Budget : Bruxelles place la France sous surveillance renforcée

Conférence de presse du commissaire européen aux Affaires économiques et monétaires, Olli Rehn, à Bruxelles (Belgique), le 5 mars 2014.
Conférence de presse du commissaire européen aux Affaires économiques et monétaires, Olli Rehn, à Bruxelles (Belgique), le 5 mars 2014. (THIERRY CHARLIER / AFP)

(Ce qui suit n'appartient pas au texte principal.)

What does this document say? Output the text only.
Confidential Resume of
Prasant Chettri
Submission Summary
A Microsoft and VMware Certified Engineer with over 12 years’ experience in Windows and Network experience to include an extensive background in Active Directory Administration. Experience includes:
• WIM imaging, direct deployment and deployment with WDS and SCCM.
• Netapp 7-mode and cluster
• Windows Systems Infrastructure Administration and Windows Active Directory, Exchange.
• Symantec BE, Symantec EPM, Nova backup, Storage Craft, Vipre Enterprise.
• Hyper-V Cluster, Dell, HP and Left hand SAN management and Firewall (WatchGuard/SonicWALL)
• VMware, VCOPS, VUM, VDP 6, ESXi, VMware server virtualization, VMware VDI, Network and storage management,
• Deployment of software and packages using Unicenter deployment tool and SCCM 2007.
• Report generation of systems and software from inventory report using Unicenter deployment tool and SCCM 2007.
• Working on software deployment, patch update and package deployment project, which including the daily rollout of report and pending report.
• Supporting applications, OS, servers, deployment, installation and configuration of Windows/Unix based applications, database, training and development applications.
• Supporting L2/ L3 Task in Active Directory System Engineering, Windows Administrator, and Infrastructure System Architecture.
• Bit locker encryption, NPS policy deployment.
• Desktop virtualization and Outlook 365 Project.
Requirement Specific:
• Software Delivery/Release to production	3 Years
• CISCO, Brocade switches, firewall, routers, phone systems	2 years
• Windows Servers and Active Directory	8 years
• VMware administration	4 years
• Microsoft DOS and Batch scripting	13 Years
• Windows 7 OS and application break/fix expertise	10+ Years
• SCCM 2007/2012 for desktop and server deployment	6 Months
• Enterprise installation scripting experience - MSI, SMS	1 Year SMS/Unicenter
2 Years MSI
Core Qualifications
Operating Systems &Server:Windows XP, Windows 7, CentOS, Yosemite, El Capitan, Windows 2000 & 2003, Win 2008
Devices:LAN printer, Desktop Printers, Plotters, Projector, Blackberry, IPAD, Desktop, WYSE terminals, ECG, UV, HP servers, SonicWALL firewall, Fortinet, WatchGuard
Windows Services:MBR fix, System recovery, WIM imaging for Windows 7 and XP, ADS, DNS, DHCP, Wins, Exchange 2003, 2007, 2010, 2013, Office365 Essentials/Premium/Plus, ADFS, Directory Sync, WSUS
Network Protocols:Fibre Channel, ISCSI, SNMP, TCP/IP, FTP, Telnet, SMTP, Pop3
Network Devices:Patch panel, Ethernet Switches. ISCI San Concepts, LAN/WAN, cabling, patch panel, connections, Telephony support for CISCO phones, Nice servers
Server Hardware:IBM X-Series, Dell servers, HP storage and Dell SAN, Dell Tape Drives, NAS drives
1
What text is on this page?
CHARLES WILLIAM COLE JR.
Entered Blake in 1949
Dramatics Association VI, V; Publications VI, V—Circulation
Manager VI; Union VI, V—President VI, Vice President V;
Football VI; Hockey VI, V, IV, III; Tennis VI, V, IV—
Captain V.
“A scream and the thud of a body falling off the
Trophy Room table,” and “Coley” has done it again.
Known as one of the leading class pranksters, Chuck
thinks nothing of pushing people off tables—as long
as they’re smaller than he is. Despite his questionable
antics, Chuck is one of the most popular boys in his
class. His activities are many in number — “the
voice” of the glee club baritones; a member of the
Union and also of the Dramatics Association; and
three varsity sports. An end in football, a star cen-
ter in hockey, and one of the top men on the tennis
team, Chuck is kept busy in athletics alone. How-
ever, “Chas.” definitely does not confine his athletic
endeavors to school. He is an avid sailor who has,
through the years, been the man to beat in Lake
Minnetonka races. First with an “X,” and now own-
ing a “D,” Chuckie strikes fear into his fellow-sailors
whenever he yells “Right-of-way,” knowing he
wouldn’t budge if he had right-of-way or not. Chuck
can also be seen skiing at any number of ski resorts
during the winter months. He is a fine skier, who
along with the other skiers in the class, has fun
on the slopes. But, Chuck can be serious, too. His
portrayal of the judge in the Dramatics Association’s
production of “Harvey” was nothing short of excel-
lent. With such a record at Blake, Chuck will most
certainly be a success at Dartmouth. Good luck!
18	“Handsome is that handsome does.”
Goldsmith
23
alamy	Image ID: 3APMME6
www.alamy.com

La Commission européenne s'inquiète car, malgré les mesures de consolidation budgétaire mises en œuvre depuis 2010, "l'endettement public continue d'augmenter".

Bruxelles hausse le ton. La Commission européenne a mis en garde la France, mercredi 5 mars, contre un dérapage de ses déficits publics si elle ne prend pas de nouvelles mesures. Elle a décidé de placer la France sous surveillance renforcée, après avoir une nouvelle fois épinglé son manque de compétitivité et le niveau élevé de sa dette. Bruxelles dit attendre "avec impatience" les détails du pacte de responsabilité, dans l'espoir qu'il permette de redresser la compétitivité de son économie. 

Le déficit public français s'élèverait à 4% du PIB en 2014 puis 3,9% pour 2015, à politique inchangée, alors que la France a promis à ses pairs européens de le ramener sous 3% à cette échéance. Pour l'exécutif européen, la France souffre de nombreux déséquilibres macroéconomiques qui n'ont pas été suffisamment corrigés et nécessitent désormais ce type de surveillance qui sera également appliquée à l'Espagne et à l'Irlande, deux pays qui viennent tout juste de sortir de leur plan d'assistance financière.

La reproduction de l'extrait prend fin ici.